The based-on-a-true-story Dabka knows its main character is a dick who thinks he’s better than everyone and everything. I’m inclined to agree with it. That said, Evan Peters’ portrayal of real-life journalist Jay Bahadur is so charismatic he almost runs away with the movie despite its clear intentions towards taking his snotty personality down a notch. And while the half-Indian journalist has been whitewashed by Peters (obviously consulted upon with Bahadur himself), the rest of the film casts (and even meta-critiques) with clear eyes Hollywood’s process of combining or completely erasing accurate portrayals of race and ethnicity from its films. But first: Dabka and Bahadur have to get out of Canada.
Bahadur is a loser. A market researcher obsessed with current events and his journalistic dreams, he’s submitted stories everywhere, only to be rejected. Then, by chance, he meets someone who’s made it. A mentor! Finally, every aspiring writer’s dream!
Surprise, it’s the wild-haired Seymour Tolbin (Al Pacino, who sounds like he ate a bullfrog that had been raised on the chunkiest gravel the pet store could afford) whose advice is as acrid as it is hilarious. “You wanna make it as a big swingin’ dick journalist, you gotta go somewhere crazy,” he says. And Bahadur decides, Hey, Somalia is pretty crazy. So crazy, in fact, that no Western journalists can convince their outlets to insure their travels there to cover its developing piracy situation. A Ukrainian vessel is taken, Tolbin’s advice is taken and then Bahadur is taken…to Somalia. It’s a ride so wild and rapid that it’s hard not to believe, a Hunter S. Thompson-wannabe bout of madness, but rather than a drug-addled freakout, it’s a whirlwind threatening to fling your heart out of your body when a series of exciting life events all tumble by one after another.

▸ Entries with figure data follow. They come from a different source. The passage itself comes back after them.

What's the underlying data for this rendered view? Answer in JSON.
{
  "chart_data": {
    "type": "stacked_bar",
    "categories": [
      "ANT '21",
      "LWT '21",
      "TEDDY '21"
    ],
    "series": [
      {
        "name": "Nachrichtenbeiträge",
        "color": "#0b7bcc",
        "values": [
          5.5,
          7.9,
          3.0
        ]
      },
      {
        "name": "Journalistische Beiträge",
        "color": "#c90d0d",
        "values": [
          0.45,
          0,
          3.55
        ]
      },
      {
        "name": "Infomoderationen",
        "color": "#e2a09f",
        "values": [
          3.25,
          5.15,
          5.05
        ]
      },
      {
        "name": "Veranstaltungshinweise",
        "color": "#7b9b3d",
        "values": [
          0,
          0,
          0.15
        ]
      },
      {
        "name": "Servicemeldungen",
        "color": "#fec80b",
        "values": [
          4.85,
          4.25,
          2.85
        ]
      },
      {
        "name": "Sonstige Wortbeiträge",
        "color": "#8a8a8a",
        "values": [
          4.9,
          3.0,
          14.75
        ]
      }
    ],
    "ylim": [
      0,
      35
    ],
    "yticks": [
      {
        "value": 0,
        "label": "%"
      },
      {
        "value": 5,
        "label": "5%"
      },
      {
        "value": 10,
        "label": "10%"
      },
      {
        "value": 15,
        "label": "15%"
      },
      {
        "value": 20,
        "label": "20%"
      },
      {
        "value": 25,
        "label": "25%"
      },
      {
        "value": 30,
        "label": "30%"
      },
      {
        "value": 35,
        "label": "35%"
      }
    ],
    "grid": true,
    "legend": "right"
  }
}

Director Bryan Buckley, known for his Super Bowl commercials and Oscar-nominated short film Asad, has plenty of stylistic swagger and a seemingly genuine touch with each of his actors. The leads are perfectly metered, side characters full of depth and one-off extras as deadpan as one could hope. Bahadur’s translator is a man named Abdi played by Barkhad…Abdi. He’s the guy you probably know as a Somali pirate from Captain Phillips, here working with a journalist and his government to pressure the pirates into behaving.